You need memory on the GPU, not in the system itself (unless you have unified memory such as the M-architecture). So we're talking about cards like the H200 that have 141GB of memory and cost between 25 to 40k.

▲

Borealid 3 hours ago | parent [-]

Did you casually glance at how the hardware in the Framework Desktop (Strix Halo) works before commenting?

▲

michaelanckaert 3 hours ago | parent | next [-]

I didn't glace at it, I read it :-) The architecture is a 'unified memory bus', so yes the GPU has access to that memory.

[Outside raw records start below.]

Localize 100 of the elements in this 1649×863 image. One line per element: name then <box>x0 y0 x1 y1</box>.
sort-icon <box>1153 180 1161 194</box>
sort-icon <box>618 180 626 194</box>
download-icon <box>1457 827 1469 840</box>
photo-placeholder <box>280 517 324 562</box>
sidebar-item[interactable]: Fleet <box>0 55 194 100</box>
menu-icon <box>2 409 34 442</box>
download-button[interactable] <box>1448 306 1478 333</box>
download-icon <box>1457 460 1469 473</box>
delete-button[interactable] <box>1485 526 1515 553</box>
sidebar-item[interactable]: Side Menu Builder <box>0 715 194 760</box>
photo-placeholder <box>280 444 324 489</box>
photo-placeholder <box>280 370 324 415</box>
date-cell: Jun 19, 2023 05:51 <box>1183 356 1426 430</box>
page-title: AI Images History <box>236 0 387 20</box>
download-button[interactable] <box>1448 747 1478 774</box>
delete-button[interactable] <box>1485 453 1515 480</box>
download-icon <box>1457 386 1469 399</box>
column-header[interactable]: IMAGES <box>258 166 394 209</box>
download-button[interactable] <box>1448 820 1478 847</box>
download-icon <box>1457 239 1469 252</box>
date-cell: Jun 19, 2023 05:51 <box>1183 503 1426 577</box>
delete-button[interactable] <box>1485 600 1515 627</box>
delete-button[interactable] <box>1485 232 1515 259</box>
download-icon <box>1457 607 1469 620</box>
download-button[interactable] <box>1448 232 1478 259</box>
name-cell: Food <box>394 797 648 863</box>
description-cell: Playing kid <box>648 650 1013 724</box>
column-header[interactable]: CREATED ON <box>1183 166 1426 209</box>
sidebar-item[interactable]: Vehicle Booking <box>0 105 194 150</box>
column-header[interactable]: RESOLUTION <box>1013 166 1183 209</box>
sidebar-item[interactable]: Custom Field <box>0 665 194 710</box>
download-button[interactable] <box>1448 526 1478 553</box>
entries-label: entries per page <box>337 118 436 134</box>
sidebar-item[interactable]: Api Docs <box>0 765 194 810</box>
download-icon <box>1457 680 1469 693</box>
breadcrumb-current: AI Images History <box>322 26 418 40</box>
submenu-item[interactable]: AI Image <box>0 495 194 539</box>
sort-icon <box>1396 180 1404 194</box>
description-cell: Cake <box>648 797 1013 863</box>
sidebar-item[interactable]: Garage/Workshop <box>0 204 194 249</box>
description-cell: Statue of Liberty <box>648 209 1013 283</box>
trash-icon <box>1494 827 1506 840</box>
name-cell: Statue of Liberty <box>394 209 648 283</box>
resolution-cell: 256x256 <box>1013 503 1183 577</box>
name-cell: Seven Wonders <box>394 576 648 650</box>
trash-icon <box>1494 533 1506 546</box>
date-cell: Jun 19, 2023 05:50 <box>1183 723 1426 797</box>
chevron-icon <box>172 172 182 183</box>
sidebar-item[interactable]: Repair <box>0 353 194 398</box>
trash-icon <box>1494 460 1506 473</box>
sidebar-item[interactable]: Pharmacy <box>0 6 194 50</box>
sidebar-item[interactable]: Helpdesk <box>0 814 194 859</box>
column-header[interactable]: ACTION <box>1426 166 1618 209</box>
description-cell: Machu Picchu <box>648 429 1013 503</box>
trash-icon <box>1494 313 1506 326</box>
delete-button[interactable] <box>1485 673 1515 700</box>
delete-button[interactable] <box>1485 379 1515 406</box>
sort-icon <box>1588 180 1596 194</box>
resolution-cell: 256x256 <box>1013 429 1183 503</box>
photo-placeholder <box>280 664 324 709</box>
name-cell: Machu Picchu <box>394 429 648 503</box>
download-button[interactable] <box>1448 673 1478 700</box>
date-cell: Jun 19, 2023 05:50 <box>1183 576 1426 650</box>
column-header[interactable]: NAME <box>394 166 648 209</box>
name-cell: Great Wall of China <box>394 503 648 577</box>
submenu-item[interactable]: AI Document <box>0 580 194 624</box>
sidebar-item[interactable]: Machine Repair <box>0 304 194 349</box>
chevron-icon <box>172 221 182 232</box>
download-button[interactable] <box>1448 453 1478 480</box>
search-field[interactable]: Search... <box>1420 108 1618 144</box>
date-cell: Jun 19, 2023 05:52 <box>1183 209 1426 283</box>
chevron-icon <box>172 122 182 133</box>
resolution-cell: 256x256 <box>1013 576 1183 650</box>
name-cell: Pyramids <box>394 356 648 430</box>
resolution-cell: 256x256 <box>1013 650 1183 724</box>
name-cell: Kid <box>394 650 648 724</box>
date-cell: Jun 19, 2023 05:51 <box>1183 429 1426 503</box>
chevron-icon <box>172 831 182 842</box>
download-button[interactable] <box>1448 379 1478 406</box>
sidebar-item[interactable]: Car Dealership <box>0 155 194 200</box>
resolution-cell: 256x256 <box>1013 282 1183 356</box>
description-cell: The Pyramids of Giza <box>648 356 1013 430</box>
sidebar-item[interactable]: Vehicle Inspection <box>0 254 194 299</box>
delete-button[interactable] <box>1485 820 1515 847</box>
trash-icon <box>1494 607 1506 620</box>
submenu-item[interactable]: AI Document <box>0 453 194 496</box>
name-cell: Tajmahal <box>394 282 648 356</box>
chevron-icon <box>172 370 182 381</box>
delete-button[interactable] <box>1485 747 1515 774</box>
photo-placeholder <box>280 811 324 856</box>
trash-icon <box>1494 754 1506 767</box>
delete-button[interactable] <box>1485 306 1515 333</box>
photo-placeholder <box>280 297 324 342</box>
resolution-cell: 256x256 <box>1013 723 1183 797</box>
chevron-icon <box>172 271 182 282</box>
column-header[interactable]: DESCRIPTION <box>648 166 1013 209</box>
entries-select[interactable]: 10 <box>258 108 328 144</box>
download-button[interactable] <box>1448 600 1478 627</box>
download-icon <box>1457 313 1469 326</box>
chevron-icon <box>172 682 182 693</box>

My comment was a bit unfortunate as it implied I didn't agree with yours, sorry for that. I simply want to clarify that there's a difference between 'GPU memory' and 'system memory'.

The Frame.work desktop is a nice deal. I wouldn't buy the Ryzen AI+ myself, from what I read it maxes out at about 60 tokens / sec which is low for my use cases.

▲

ramon156 3 hours ago | parent | prev [-]

These don't run 200B models at all, results show it can run 13B at best. 70B is ~3 tk / s according to someone on Reddit.

	▲	Borealid 2 hours ago \| parent [-]
		I don't know where you've got those numbers, but they're wrong. https://www.reddit.com/r/LocalLLaMA/comments/1n79udw/inferen... seems comparable to the Framework Desktop and reputable - they didn't just quote a number, they showed benchmark output. I get far more than 3 t/s for a 70B model on normal non-unified RAM, so that's completely unfeasible performance for a unified memory architecture like Halo.